SuperMemo beta-testing strategy has been refined in the 1990s. With the arrival of internet, the procedure resulted in SuperMemo having a reputation of a stable application. However, it is also known to be beginner-unfriendly. It is relatively easy to mess up SuperMemo collection by just deleting its files or making simple errors (e.g. in backup).

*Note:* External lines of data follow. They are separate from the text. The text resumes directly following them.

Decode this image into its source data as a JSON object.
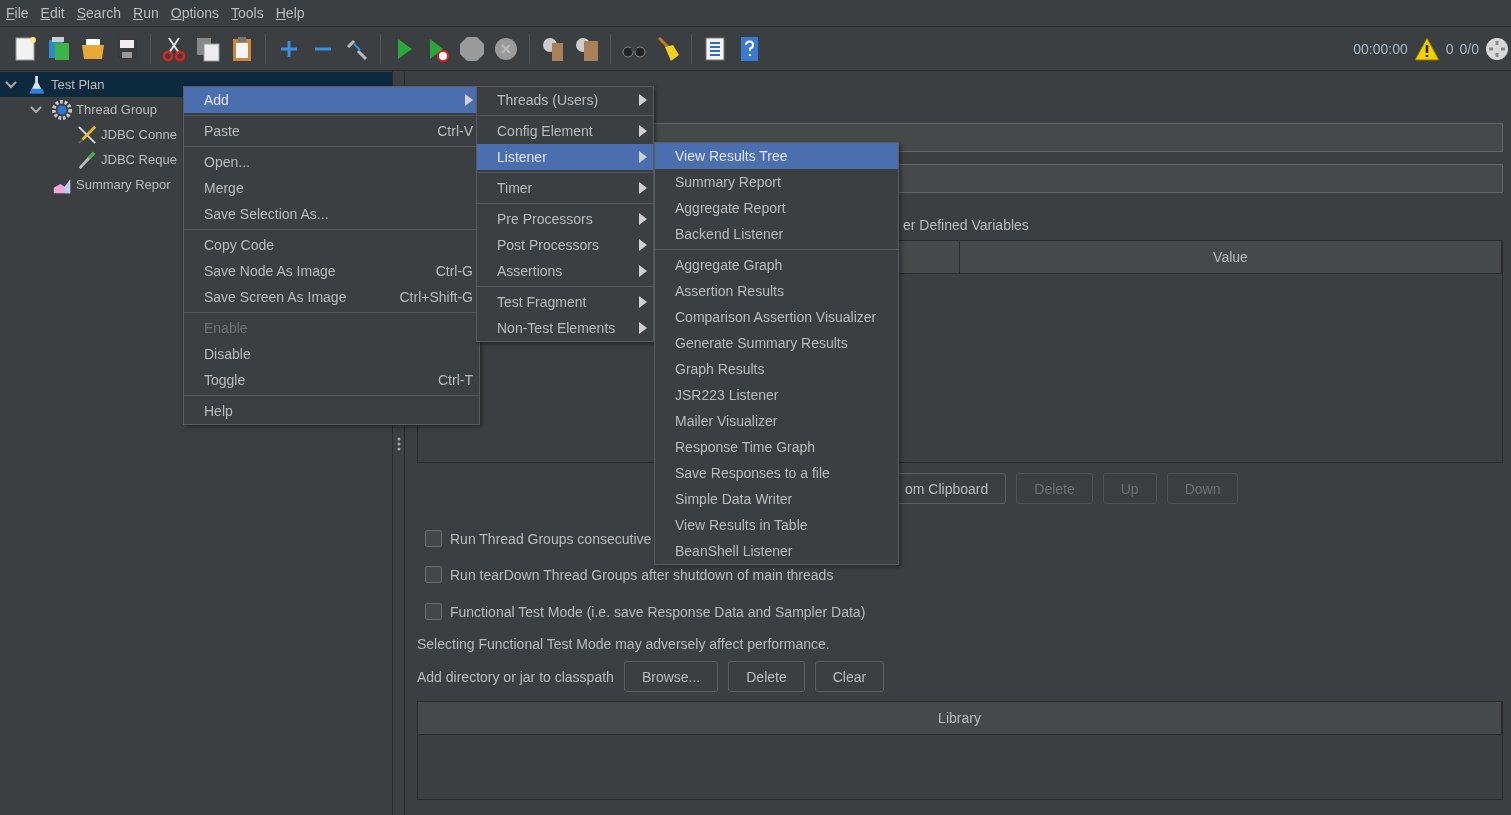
{
  "menubar": [
    "File",
    "Edit",
    "Search",
    "Run",
    "Options",
    "Tools",
    "Help"
  ],
  "status": {
    "timer": "00:00:00",
    "warnings": "0",
    "threads": "0/0"
  },
  "tree": [
    {
      "label": "Test Plan",
      "kind": "plan",
      "selected": true,
      "expanded": true,
      "children": [
        {
          "label": "Thread Group",
          "kind": "threads",
          "selected": false,
          "expanded": true,
          "children": [
            {
              "label": "JDBC Conne",
              "kind": "config",
              "selected": false
            },
            {
              "label": "JDBC Reque",
              "kind": "sampler",
              "selected": false
            }
          ]
        },
        {
          "label": "Summary Repor",
          "kind": "listener",
          "selected": false
        }
      ]
    }
  ],
  "panel": {
    "udv_label": "er Defined Variables",
    "table_columns": [
      "",
      "Value"
    ],
    "table_buttons": [
      {
        "label": "om Clipboard",
        "disabled": false
      },
      {
        "label": "Delete",
        "disabled": true
      },
      {
        "label": "Up",
        "disabled": true
      },
      {
        "label": "Down",
        "disabled": true
      }
    ],
    "checkboxes": [
      {
        "label": "Run Thread Groups consecutive",
        "checked": false
      },
      {
        "label": "Run tearDown Thread Groups after shutdown of main threads",
        "checked": false
      },
      {
        "label": "Functional Test Mode (i.e. save Response Data and Sampler Data)",
        "checked": false
      }
    ],
    "note": "Selecting Functional Test Mode may adversely affect performance.",
    "classpath_label": "Add directory or jar to classpath",
    "classpath_buttons": [
      "Browse...",
      "Delete",
      "Clear"
    ],
    "library_column": "Library"
  },
  "menus": [
    {
      "items": [
        {
          "kind": "item",
          "label": "Add",
          "submenu": true,
          "selected": true,
          "disabled": false
        },
        {
          "kind": "separator"
        },
        {
          "kind": "item",
          "label": "Paste",
          "shortcut": "Ctrl-V",
          "selected": false,
          "disabled": false
        },
        {
          "kind": "separator"
        },
        {
          "kind": "item",
          "label": "Open...",
          "selected": false,
          "disabled": false
        },
        {
          "kind": "item",
          "label": "Merge",
          "selected": false,
          "disabled": false
        },
        {
          "kind": "item",
          "label": "Save Selection As...",
          "selected": false,
          "disabled": false
        },
        {
          "kind": "separator"
        },
        {
          "kind": "item",
          "label": "Copy Code",
          "selected": false,
          "disabled": false
        },
        {
          "kind": "item",
          "label": "Save Node As Image",
          "shortcut": "Ctrl-G",
          "selected": false,
          "disabled": false
        },
        {
          "kind": "item",
          "label": "Save Screen As Image",
          "shortcut": "Ctrl+Shift-G",
          "selected": false,
          "disabled": false
        },
        {
          "kind": "separator"
        },
        {
          "kind": "item",
          "label": "Enable",
          "selected": false,
          "disabled": true
        },
        {
          "kind": "item",
          "label": "Disable",
          "selected": false,
          "disabled": false
        },
        {
          "kind": "item",
          "label": "Toggle",
          "shortcut": "Ctrl-T",
          "selected": false,
          "disabled": false
        },
        {
          "kind": "separator"
        },
        {
          "kind": "item",
          "label": "Help",
          "selected": false,
          "disabled": false
        }
      ]
    },
    {
      "items": [
        {
          "kind": "item",
          "label": "Threads (Users)",
          "submenu": true,
          "selected": false
        },
        {
          "kind": "separator"
        },
        {
          "kind": "item",
          "label": "Config Element",
          "submenu": true,
          "selected": false
        },
        {
          "kind": "item",
          "label": "Listener",
          "submenu": true,
          "selected": true
        },
        {
          "kind": "separator"
        },
        {
          "kind": "item",
          "label": "Timer",
          "submenu": true,
          "selected": false
        },
        {
          "kind": "separator"
        },
        {
          "kind": "item",
          "label": "Pre Processors",
          "submenu": true,
          "selected": false
        },
        {
          "kind": "item",
          "label": "Post Processors",
          "submenu": true,
          "selected": false
        },
        {
          "kind": "item",
          "label": "Assertions",
          "submenu": true,
          "selected": false
        },
        {
          "kind": "separator"
        },
        {
          "kind": "item",
          "label": "Test Fragment",
          "submenu": true,
          "selected": false
        },
        {
          "kind": "item",
          "label": "Non-Test Elements",
          "submenu": true,
          "selected": false
        }
      ]
    },
    {
      "items": [
        {
          "kind": "item",
          "label": "View Results Tree",
          "selected": true
        },
        {
          "kind": "item",
          "label": "Summary Report",
          "selected": false
        },
        {
          "kind": "item",
          "label": "Aggregate Report",
          "selected": false
        },
        {
          "kind": "item",
          "label": "Backend Listener",
          "selected": false
        },
        {
          "kind": "separator"
        },
        {
          "kind": "item",
          "label": "Aggregate Graph",
          "selected": false
        },
        {
          "kind": "item",
          "label": "Assertion Results",
          "selected": false
        },
        {
          "kind": "item",
          "label": "Comparison Assertion Visualizer",
          "selected": false
        },
        {
          "kind": "item",
          "label": "Generate Summary Results",
          "selected": false
        },
        {
          "kind": "item",
          "label": "Graph Results",
          "selected": false
        },
        {
          "kind": "item",
          "label": "JSR223 Listener",
          "selected": false
        },
        {
          "kind": "item",
          "label": "Mailer Visualizer",
          "selected": false
        },
        {
          "kind": "item",
          "label": "Response Time Graph",
          "selected": false
        },
        {
          "kind": "item",
          "label": "Save Responses to a file",
          "selected": false
        },
        {
          "kind": "item",
          "label": "Simple Data Writer",
          "selected": false
        },
        {
          "kind": "item",
          "label": "View Results in Table",
          "selected": false
        },
        {
          "kind": "item",
          "label": "BeanShell Listener",
          "selected": false
        }
      ]
    }
  ]
}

  • Alpha-testing in house. Most dedicated users of SuperMemo at SuperMemo World use the new program for their own learning. The threats are well-identified in advance. This is why there were no major mishaps at this early stage. Beta-testing usually begins with the program well-tested and relatively safe.
  • Beta-testing over the internet. Users are invited incrementally depending on the testing needs. The circle is expanded at no more than 2-3 users per day. The list of testers does not exceed a hundred. Large numbers cause chaos. At some point, there are more suggestions, support questions, or insignificant bugs than actually bug-documenting material. See: How to join beta-testing of the new version?
  • Suggestions are classified on a tasklist of the next future release. Bugs are kept on a separate tasklist (see: How many bugs are there in SuperMemo?).
  • Bugs are fixed from the top of the tasklist where priority is set by Value/Cost
  • Gamma testing lasts post-release. Beta-tester use a version of the program equipped with enhanced error reporting

Design contest

Wrath0flog1c proposed:

Redesign Contest: Can boost innovation, no extra cost. We propose launching a contest inviting users to propose new designs for SuperMemo. This will not only stimulate creative solutions but also foster a sense of collective ownership among the users. The designs could then be voted on and potentially incorporated into the future updates


Forming a Beta Testing Team: Once we have potential new features or designs from the contest, a team of dedicated users could serve as beta testers. Their feedback would help refine these features before a wider release, improving the quality of updates


As SuperMemo interface is huge, redesigning it from scratch, implementing and testing seems like a monumental job. Isn't it better to write a perfect app from scratch? Why struggle with the limits imposed by trade secrets or code disclosure formalities? Instead of listening to his own imagination, the designer would need to follow tracks that have been beaten for 35 years. Many of those are blind alleys.